Specifically, what we’re talking about here is the source code to iOS 9’s iBoot, which was first released in 2015, although some of the files have a 2016 date in them. How this affects today’s devices running the latest software is unclear – some parts of the code may possibly linger on in iOS 11. No cryptographic keys or secrets have been found so far in the spilled documents.

For now, don’t panic.

No one’s going to hack your iPhone or iPad over the air, nor via a webpage or an app, from this leak. The code is useful for the tight-knit crowd of eggheads who like rummaging through firmware code looking for holes to exploit to jailbreak devices using a tethered physical connection to a computer.
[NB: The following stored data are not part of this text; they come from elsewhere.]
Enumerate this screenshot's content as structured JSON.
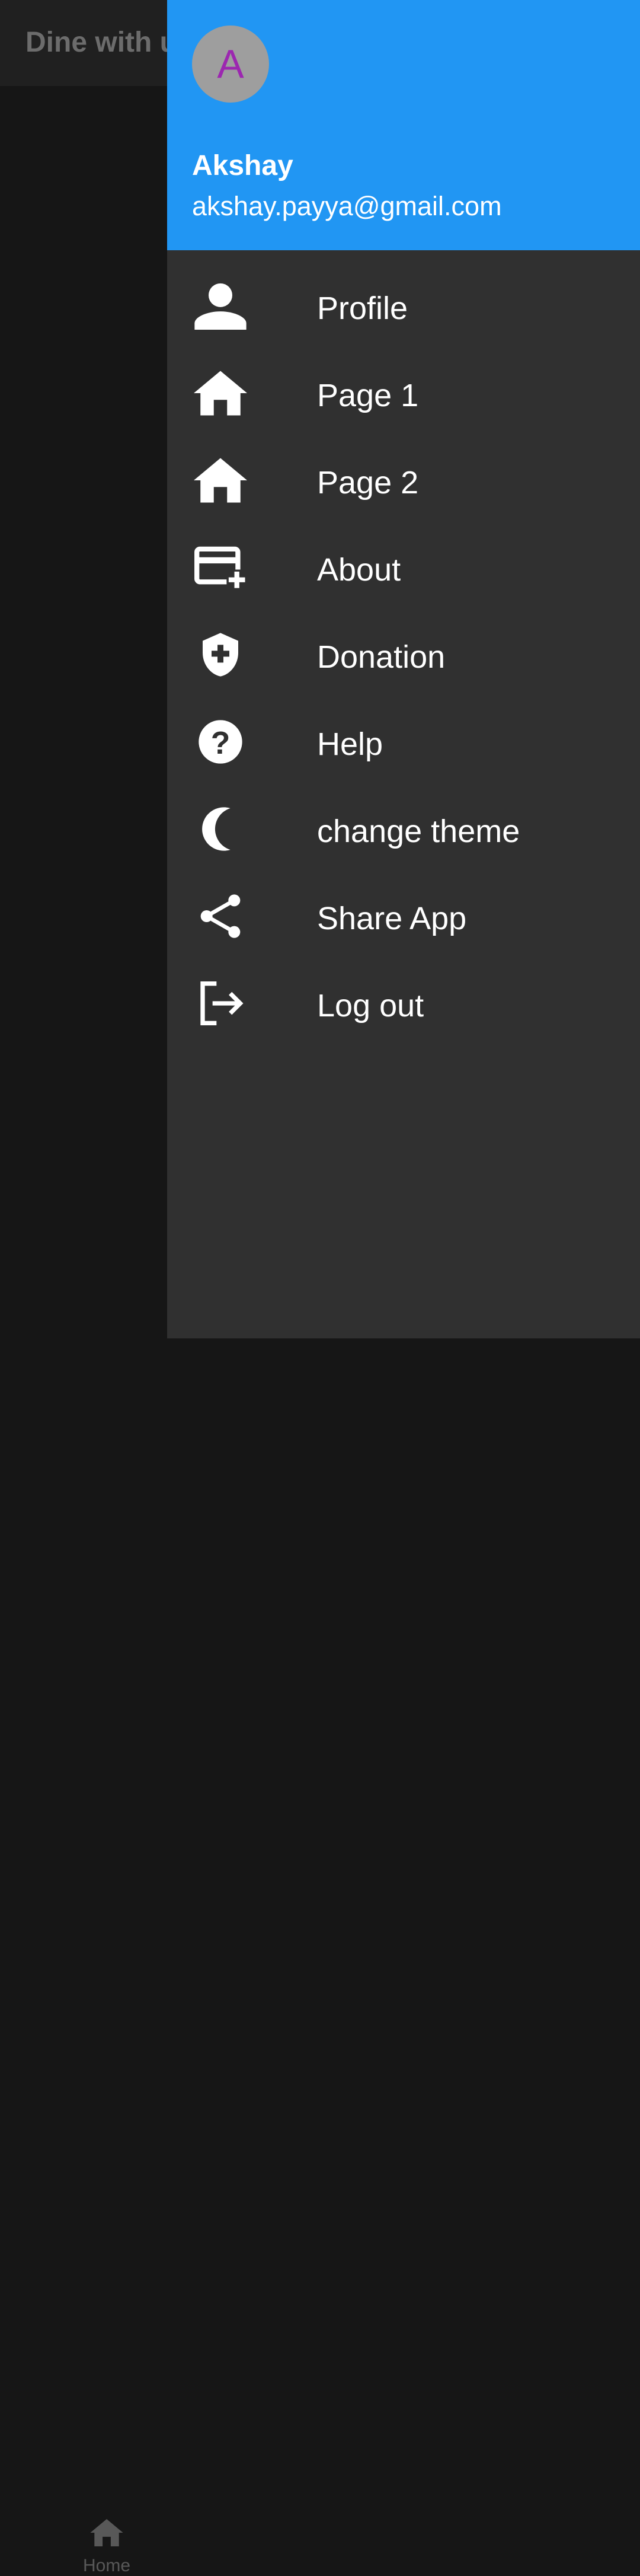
{
  "app": {
    "title": "Dine with us"
  },
  "bottom_nav": {
    "home_label": "Home"
  },
  "drawer": {
    "avatar_letter": "A",
    "user_name": "Akshay",
    "user_email": "akshay.payya@gmail.com",
    "items": [
      {
        "label": "Profile",
        "icon": "person-icon"
      },
      {
        "label": "Page 1",
        "icon": "home-icon"
      },
      {
        "label": "Page 2",
        "icon": "home-icon"
      },
      {
        "label": "About",
        "icon": "add-card-icon"
      },
      {
        "label": "Donation",
        "icon": "medical-shield-icon"
      },
      {
        "label": "Help",
        "icon": "help-icon"
      },
      {
        "label": "change theme",
        "icon": "moon-icon"
      },
      {
        "label": "Share App",
        "icon": "share-icon"
      },
      {
        "label": "Log out",
        "icon": "logout-icon"
      }
    ]
  },
  "colors": {
    "header": "#2196f3",
    "drawer": "#303030",
    "avatar_bg": "#9e9e9e",
    "avatar_letter": "#9c27b0"
  }
}
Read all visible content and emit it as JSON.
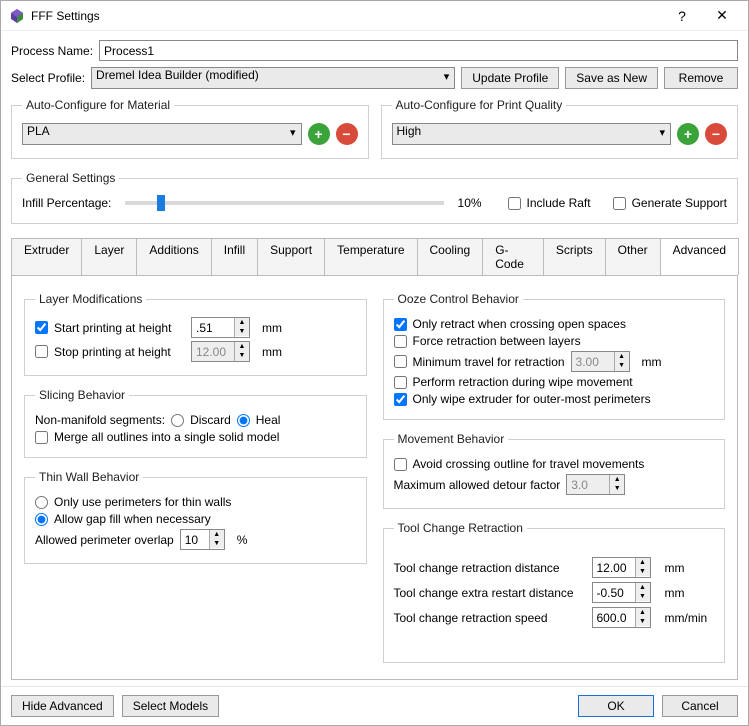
{
  "window": {
    "title": "FFF Settings"
  },
  "processName": {
    "label": "Process Name:",
    "value": "Process1"
  },
  "profile": {
    "label": "Select Profile:",
    "selected": "Dremel Idea Builder (modified)",
    "update": "Update Profile",
    "saveAs": "Save as New",
    "remove": "Remove"
  },
  "autoMaterial": {
    "legend": "Auto-Configure for Material",
    "selected": "PLA"
  },
  "autoQuality": {
    "legend": "Auto-Configure for Print Quality",
    "selected": "High"
  },
  "general": {
    "legend": "General Settings",
    "infillLabel": "Infill Percentage:",
    "infillValue": "10%",
    "includeRaft": "Include Raft",
    "generateSupport": "Generate Support"
  },
  "tabs": [
    "Extruder",
    "Layer",
    "Additions",
    "Infill",
    "Support",
    "Temperature",
    "Cooling",
    "G-Code",
    "Scripts",
    "Other",
    "Advanced"
  ],
  "activeTab": "Advanced",
  "layerMods": {
    "legend": "Layer Modifications",
    "startLabel": "Start printing at height",
    "startValue": ".51",
    "stopLabel": "Stop printing at height",
    "stopValue": "12.00",
    "unit": "mm"
  },
  "slicing": {
    "legend": "Slicing Behavior",
    "nonManifold": "Non-manifold segments:",
    "discard": "Discard",
    "heal": "Heal",
    "merge": "Merge all outlines into a single solid model"
  },
  "thinWall": {
    "legend": "Thin Wall Behavior",
    "perimOnly": "Only use perimeters for thin walls",
    "gapFill": "Allow gap fill when necessary",
    "overlapLabel": "Allowed perimeter overlap",
    "overlapValue": "10",
    "overlapUnit": "%"
  },
  "ooze": {
    "legend": "Ooze Control Behavior",
    "onlyRetract": "Only retract when crossing open spaces",
    "forceRetract": "Force retraction between layers",
    "minTravelLabel": "Minimum travel for retraction",
    "minTravelValue": "3.00",
    "minTravelUnit": "mm",
    "performWipe": "Perform retraction during wipe movement",
    "onlyWipe": "Only wipe extruder for outer-most perimeters"
  },
  "movement": {
    "legend": "Movement Behavior",
    "avoid": "Avoid crossing outline for travel movements",
    "detourLabel": "Maximum allowed detour factor",
    "detourValue": "3.0"
  },
  "toolChange": {
    "legend": "Tool Change Retraction",
    "distLabel": "Tool change retraction distance",
    "distValue": "12.00",
    "extraLabel": "Tool change extra restart distance",
    "extraValue": "-0.50",
    "speedLabel": "Tool change retraction speed",
    "speedValue": "600.0",
    "mm": "mm",
    "mmMin": "mm/min"
  },
  "footer": {
    "hide": "Hide Advanced",
    "select": "Select Models",
    "ok": "OK",
    "cancel": "Cancel"
  }
}
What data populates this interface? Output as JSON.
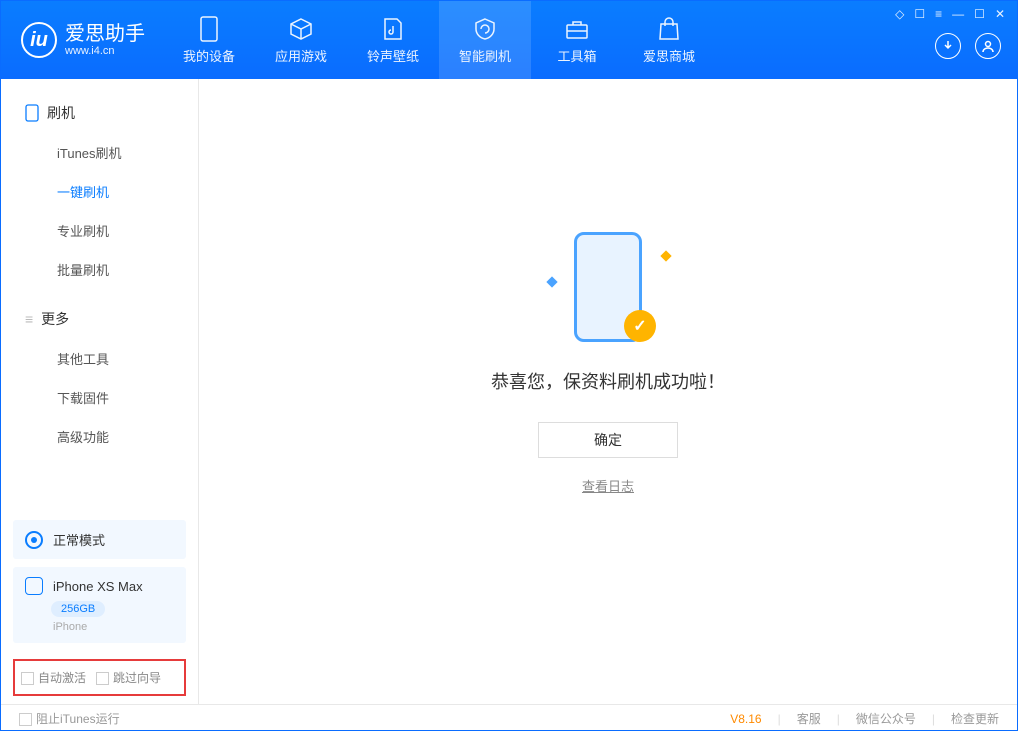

Apple has recently-ish stepped up its security, with its secure coprocessors and other measures, to thwart jailbreaks. Perhaps now fans will be able to find new ways to jailbreak and customize their iGear, now the blueprints for the bootloader are sitting on the internet in plain sight.

Instead, we recommend you just sit back, relax, and marvel at how Apple somehow managed to lose control of such a central, critical and hush-hush component of its software stack. And wonder what else has leaked from Cupertino’s highly secretive idiot-tax operations.